The things have almost no value in any sense other than the memories that spring forth when I see them after all these years. They’re like little anchors in time for me; complete rubbish to anyone else. There has to be a least a little bit of sadness attached to that realization.
Other boxes hold letters. Letters from my Grandmom, who passed a few years ago. She wrote me and I was always so bad about writing her back, about letting her know how much she meant. And now I cannot ever tell her. Letters from my sister at a time in her life when she probably needed me more than I knew, and I was too busy to make sure she was okay. Letters from girlfriends. These number in the hundreds. Letters, not girlfriends. And though these relationships are, too, dead, I find myself loathe to throw them away. As if they identify me at that point in my life, as if they offer a view of the time and who I was (or who I was perceived to be) at that time. Of course, there’s sadness, here, too.

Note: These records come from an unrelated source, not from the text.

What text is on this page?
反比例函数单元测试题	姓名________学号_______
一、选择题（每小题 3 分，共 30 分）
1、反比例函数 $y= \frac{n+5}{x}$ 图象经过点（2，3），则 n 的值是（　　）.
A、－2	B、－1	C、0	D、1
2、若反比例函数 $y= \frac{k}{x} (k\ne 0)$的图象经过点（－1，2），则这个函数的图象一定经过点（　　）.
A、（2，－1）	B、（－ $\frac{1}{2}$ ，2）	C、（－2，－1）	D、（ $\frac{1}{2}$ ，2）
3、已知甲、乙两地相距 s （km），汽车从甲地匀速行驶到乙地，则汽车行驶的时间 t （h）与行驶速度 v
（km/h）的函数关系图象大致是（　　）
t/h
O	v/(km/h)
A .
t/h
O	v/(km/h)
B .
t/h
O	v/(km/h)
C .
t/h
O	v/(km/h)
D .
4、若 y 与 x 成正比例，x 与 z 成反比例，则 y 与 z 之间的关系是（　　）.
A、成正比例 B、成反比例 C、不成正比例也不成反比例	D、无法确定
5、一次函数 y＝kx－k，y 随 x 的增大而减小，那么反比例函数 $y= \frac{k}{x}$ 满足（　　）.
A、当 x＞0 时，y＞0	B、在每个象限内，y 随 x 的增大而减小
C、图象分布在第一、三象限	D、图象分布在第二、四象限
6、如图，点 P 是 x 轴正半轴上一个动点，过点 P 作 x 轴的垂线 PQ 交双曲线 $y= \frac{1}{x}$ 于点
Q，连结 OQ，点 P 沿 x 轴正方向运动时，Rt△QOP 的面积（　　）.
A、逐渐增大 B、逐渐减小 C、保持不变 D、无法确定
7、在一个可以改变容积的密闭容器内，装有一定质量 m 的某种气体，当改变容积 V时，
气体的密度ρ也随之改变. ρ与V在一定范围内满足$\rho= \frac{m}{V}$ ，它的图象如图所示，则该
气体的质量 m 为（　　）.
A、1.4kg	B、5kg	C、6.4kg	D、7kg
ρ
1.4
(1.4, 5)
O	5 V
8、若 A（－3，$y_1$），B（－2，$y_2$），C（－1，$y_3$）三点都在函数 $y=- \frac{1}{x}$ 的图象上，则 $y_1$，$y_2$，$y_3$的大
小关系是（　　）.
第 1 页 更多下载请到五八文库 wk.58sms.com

For the inevitable demise of the relationships, months or years removed from the letters’ authoring.
Still more boxes. Boxes packed with awards from high school. Certificates. Trophies. Scholarship letters. Varsity letters. These I find heaping upon me like unspoken expectations that were never fulfilled. Was I supposed to be something else? A conquerer of business and fortune? A great scientist, engineer or astronaut? It’s hard to look at some of these things and not wonder if I’ve pissed away years. Decades?
Pictures fall out here and there. Me as a kid. Me in high school. Me with hair. Me and a girl wrapped around each other, stupid in love. In a way they’re sadly beautiful for their doomed oblivion. No thoughts of ‘what’s next?’, only thoughts of now, of being close. I’d like to say that’s foolishness, but then again, maybe it is far wiser.
And I suppose the hard part–digging through these me-mausoleums–is that I’m ever the dreamer. I cannot help but look forward to the next dream. And so, in a very real way, these boxes lurk like so many unfulfilled dreams. They drag at me, bidding me to look back and linger on things that–i know–are gone and done, dead and buried.